Laurent Esso recadre les parlementaires et défend le projet de Biya sur la vice-présidence

Jean De Dieu Momo Laurent Esso Image illustrative

Sat, 4 Apr 2026 Source: www.camerounweb.com

Les débats au sein du congrès du Parlement camerounais réuni au Palais des verres de Yaoundé pour examiner la révision constitutionnelle ont connu un moment de haute tension ce jeudi. C'est le Ministre d'État, Ministre de la Justice et Garde des Sceaux, Laurent ESSO, l'une des figures les plus respectées et les plus redoutées du régime Biya, qui a pris la parole pour recadrer avec autorité les parlementaires visiblement tentés d'élargir le débat bien au-delà de ce que le Chef de l'État avait initialement prévu.

Le message de Laurent Esso est d'une clarté chirurgicale dès les premières secondes : «Le Chef de l'État n'est pas venu modifier toute la Constitution. Il a posé un problème, celui du Vice-Président.» Une phrase courte, sèche, qui referme d'un coup les velléités de certains parlementaires qui semblaient vouloir profiter de l'ouverture constitutionnelle pour glisser dans le texte des dispositions supplémentaires non prévues par le projet initial.

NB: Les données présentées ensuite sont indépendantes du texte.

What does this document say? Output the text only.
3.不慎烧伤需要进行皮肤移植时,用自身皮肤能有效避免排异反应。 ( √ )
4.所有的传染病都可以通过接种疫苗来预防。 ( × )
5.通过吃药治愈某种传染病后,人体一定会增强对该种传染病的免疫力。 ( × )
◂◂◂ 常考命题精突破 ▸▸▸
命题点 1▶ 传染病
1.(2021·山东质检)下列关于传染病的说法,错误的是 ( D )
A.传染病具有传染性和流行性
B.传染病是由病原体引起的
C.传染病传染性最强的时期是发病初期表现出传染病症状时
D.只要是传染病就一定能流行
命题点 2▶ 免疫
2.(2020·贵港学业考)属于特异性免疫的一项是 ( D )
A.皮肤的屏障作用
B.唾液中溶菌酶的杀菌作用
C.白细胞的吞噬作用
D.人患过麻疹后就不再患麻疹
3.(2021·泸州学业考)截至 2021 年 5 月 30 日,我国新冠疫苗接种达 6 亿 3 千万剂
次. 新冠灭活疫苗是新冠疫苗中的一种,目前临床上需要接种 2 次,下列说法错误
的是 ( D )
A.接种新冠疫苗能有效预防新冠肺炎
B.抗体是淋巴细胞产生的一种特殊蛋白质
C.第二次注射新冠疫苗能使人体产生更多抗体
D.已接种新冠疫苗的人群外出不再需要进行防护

Le Garde des Sceaux fixe le cadre : on est venu faire une chose précise, on fait cette chose précise, et rien de plus.

Anglophone, francophone : Biya décide, la Constitution n'a pas à le dire

Sur la question qui agite tous les esprits depuis l'annonce du congrès — celle de la nationalité linguistique du futur Vice-Président — Laurent Esso balaie d'un revers de main les tentatives de certains parlementaires d'inscrire dans le marbre constitutionnel une disposition sur l'alternance anglophone-francophone. Reconnaissant avoir «entendu dire qu'il pourrait être proposé qu'il y ait un anglophone et un francophone», le ministre oppose une fin de non-recevoir constitutionnelle claire :

«Le Chef de l'État est garant de l'intégrité nationale. Donc, il lui appartient d'apprécier, dans le cadre du texte proposé, comme il le fait d'ailleurs avec le principe de l'équilibre régional.»

Traduction : Paul Biya gère l'équilibre régional depuis quarante ans sans que la Constitution lui dise comment faire. Il n'a pas besoin qu'on lui rappelle dans un texte fondamental ce qu'il sait faire depuis toujours. «Il n'est pas nécessaire de mettre ça dans la Constitution pour qu'on sache que c'est un problème politique», conclut-il sur ce point, avec une formule qui dit tout sur la vision du pouvoir qui prévaut à Etoudi : certaines choses relèvent du politique, pas du juridique. Et le politique, c'est le domaine réservé du Chef de l'État.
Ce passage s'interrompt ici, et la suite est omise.